When you’re doing 10 queries a day, this doesn’t matter. When you’re running an agent pipeline that processes 10,000 tasks, it does.

What Each Model Tier Is Actually Good At

This is the key insight: different task types have radically different capability requirements.

Cheap model territory:

Categorization and classification (“is this invoice for software or hardware?”)
Extraction from structured text (“pull the date, amount, and vendor from this receipt”)
Summarization of factual content (“summarize these 5 bullet points”)
Format conversion (“transform this JSON to CSV”)
Simple routing decisions (“does this message need a human or is it routine?”)

Expensive model territory:

Complex multi-step reasoning (“should we extend credit to this customer given X, Y, Z?”)
Nuanced judgment calls (“is this edge case within our stated policy?”)
Writing that requires coherent voice and argument
Novel problem-solving without clear patterns

The mistake is using frontier models for the first category. You’re paying 100x for capability you don’t need, on tasks where a smaller model is already at ceiling performance.

The Architecture

Model routing in an agent pipeline works like a triage system:

Classifier (tiny model, near-zero cost): What type of task is this?
Router: Map task type to the appropriate model tier
Worker (cheap model, 80-90% of traffic): Handle routine tasks
Escalation path (expensive model, 10-20% of traffic): Handle complex cases

The classifier itself costs almost nothing — a small model making a binary or categorical decision about task complexity. The value is in what it unlocks: 80-90% of your traffic goes to the cheap path.
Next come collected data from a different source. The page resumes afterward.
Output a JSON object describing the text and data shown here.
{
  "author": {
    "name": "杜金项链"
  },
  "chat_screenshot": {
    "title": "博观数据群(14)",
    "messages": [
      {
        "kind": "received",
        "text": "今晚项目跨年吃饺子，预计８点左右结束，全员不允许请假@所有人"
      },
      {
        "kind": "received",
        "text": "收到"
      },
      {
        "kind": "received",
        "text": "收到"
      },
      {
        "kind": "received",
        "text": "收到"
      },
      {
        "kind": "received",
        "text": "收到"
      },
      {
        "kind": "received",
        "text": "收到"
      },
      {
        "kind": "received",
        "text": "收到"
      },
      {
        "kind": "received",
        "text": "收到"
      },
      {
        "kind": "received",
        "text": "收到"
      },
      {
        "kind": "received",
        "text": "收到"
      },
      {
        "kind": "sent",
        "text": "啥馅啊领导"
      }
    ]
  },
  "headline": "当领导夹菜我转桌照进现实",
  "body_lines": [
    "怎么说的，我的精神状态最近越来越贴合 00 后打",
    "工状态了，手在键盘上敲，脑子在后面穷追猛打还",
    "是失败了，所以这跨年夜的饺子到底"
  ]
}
Solopreneurs running profitable AI content businesses are doing this. $3-12k/year total AI spend while running pipelines that would cost $100k+/year using frontier models for everything. The model routing is the margin.

The Caching Parallel

Caching worked because most web traffic is reads of hot data — a small working set that can be cached, with writes and cold reads falling through to the database. The 80/20 applied: 80% of requests hit cache, 20% hit the database.

Model routing works because most AI tasks are routine — extraction, classification, formatting — with a minority requiring genuine reasoning. The same 80/20 applies: 80% cheap, 20% expensive.

The engineer who understood caching in 2008 had a structural advantage. The AI practitioner who understands model routing in 2026 has the same advantage: they can profitably run at a scale that makes competitors’ cost structures unviable.

Cache the cheap path. Route to the expensive model only when you have to. The rest is economics.